The rest of the game then followed its inevitable course. Perhaps with memories of the first-team’s shameful showboating at Valley Parade still fresh in their minds, the young Clarets took every opportunity to get forward and attack.

Barnsley, now in 3-3-2, bravely stuck to their task and kept Burnley at bay until the 66th minute when Andrew Waine burst past Gorre to hit a powerful shot home via an upright. Indeed, in true "Boys Own" style O’Callaghan had previously made excellent saves from Hindle, O’Neill and Pilkington before this strike.

It now became a question of how many we would score, and in the last minute of "normal" time the move of the match produced the third.

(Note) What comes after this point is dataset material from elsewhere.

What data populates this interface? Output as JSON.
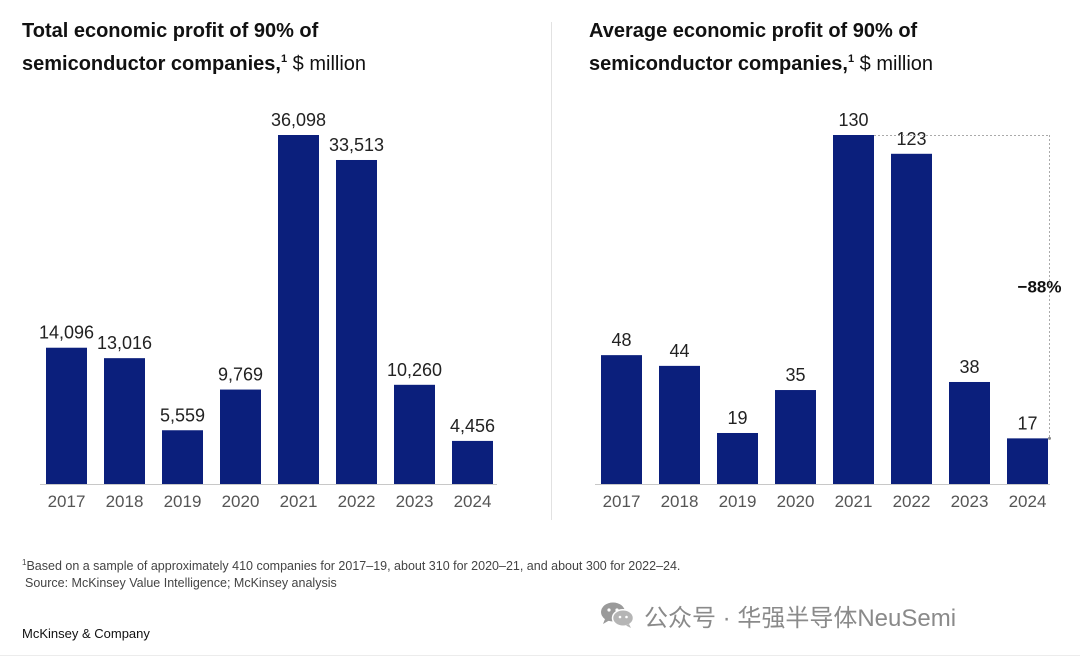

A Claret débutant this time, schoolboy Marc Pugh, combined beautifully with Andrew Leeson for the latter to hit an inch perfect pass into the path of Joel Pilkington. Joel advanced on goal before slotting the ball home beneath the dive of the brave O’Callaghan.

After four minutes of added time the ref blew for the end of this amazing, but thoroughly rewarding, game. All right, it wasn’t three first team points, but it was the closest to revenge for that dreadful night of eight years ago that we’ve come to yet.

As expected Mr Storrie left the field to a torrent of abuse, but for those few Clarets present tonight a quietly-mouthed "thank you" would have to suffice as they contentedly made their respective ways home.

As they say, what goes around, comes around.

The teams:

Barnsley: Marc Shackleton, Adam Oldham, Robbie Williams, Nicholas Wroe, Brian O'Callaghan, Dean Gorre, Leo Bertos, Isaiah Rankin, Joynes (Scott Flinders 18), Steve Hayward (Kevin Dixon 80), Richard Carrington (Tom Baker 70). Subs not used: Harban, Laight.

Burnley: Nik Michopoulos, Andrew Leeson, Gordon Armstrong, Liam Eves, Mark McGregor, Joel Pilkington, Mark Rasmussen (Marc Pugh 77), Andrew Waine, Damien Hindle (Robert Grimes 84), Richard Chaplow (Sean Blakey 88), Matthew O'Neill. Subs not used: Paul Scott, Rhys Carpenter.